The court leaves open the question of what other actions might suffice to create justifiable reliance on police protection. The Mastroianni court states that the existence of an order of protection, standing alone, will not suffice to create justifiable reliance. Mastroianni at para. 15. However, it is not clear how much more the municipality must do or say to create a justifiable reliance on police protection. If the police in this case had left without saying that they would "do whatever they could," would the court have found the victim's reliance on police protection justified based only on the fact that the officers believed the order had in fact been broken? If the police had uttered the phrase we'll do "whatever we can," but erroneously had not believed that the order had been broken, would the court have found the requisite reliance? The flexible standard the court espouses leaves these issues undecided.

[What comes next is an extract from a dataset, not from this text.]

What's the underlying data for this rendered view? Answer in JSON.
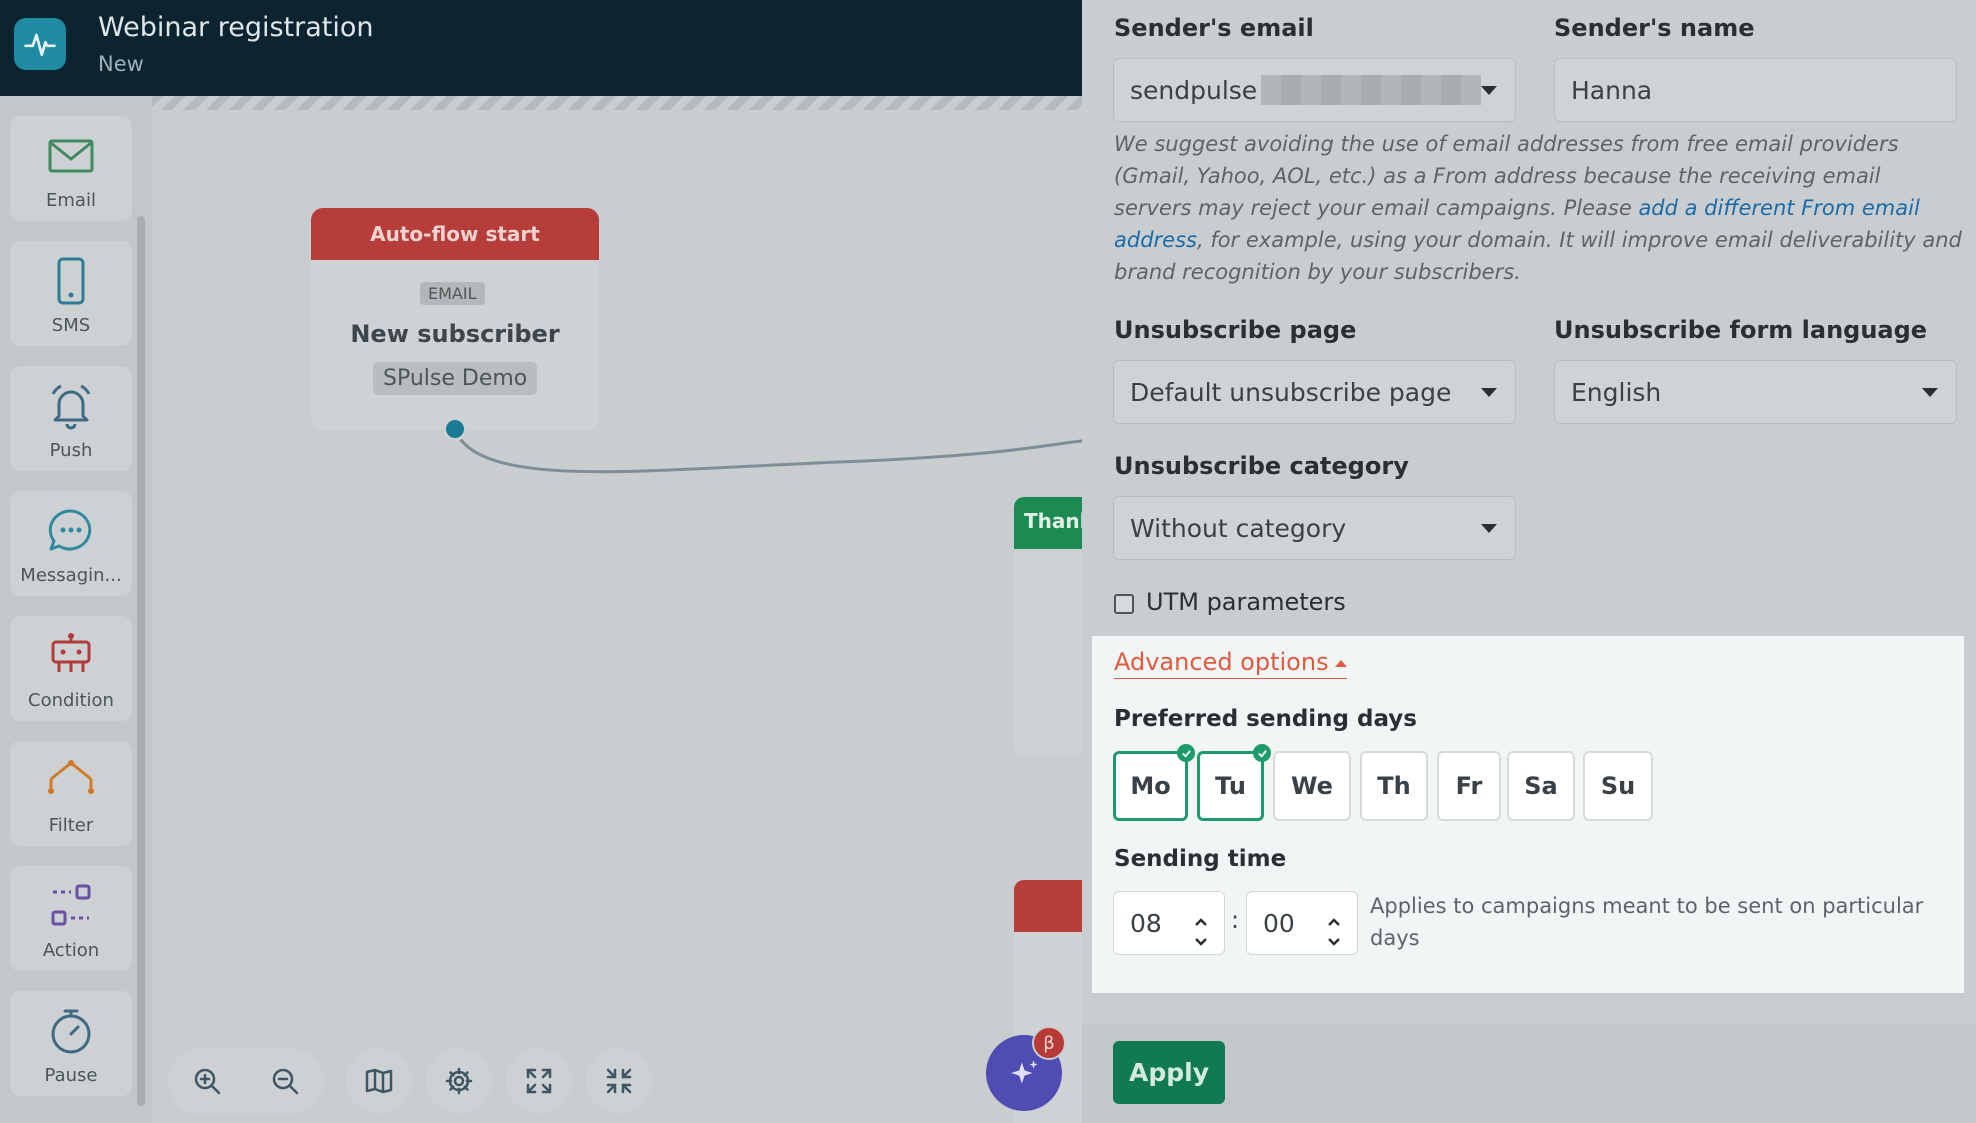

Survey of the Law in Other Jurisdictions

Courts in many states have adopted the rule that there can be no liability on the part of a municipality for its failure to provide police protection. Historically, courts have based the denial of municipal liability on a lack of public duty to individuals. Simpson's Food Fair, Inc. v. Evansville., 272 N.E.2d 871 (Ind. App. 1971). A duty to supply protection to any particular individual exists only when a "special relationship" arises.

State courts vary in their standards for finding a "special relationship." For instance, a Texas court granted summary judgment in favor of a municipality in an action by a mother alleging that her daughter's death at the hands of her former husband was a result of police failure to arrest the husband and enforce a protective order. Robinson v. San Antonio, 727 S.W.2d 40 (Tex. Ct. App. 1987). In that case, Texas government policy required that an arrest for violation of protective order only occur when the offense was committed in a police officer's presence or view. Id.

On the other hand, Pennsylvania courts use a standard for establishing a "special relationship" more similar to the New York rule. In Coffman v. Wilson Police Dep't, 739 F. Supp. 257 (E.D. Pa. 1990), the Federal District Court applied Pennsylvania law and found that a "special relationship" existed between a victim of spousal abuse and the municipality. In that case, the victim had a restraining order to prevent further abuse by her husband, and the police failed to respond to repeated complaints. Because the order stated that the police "shall" enforce the order, it created a property interest in police enforcement in favor of the victim. Id.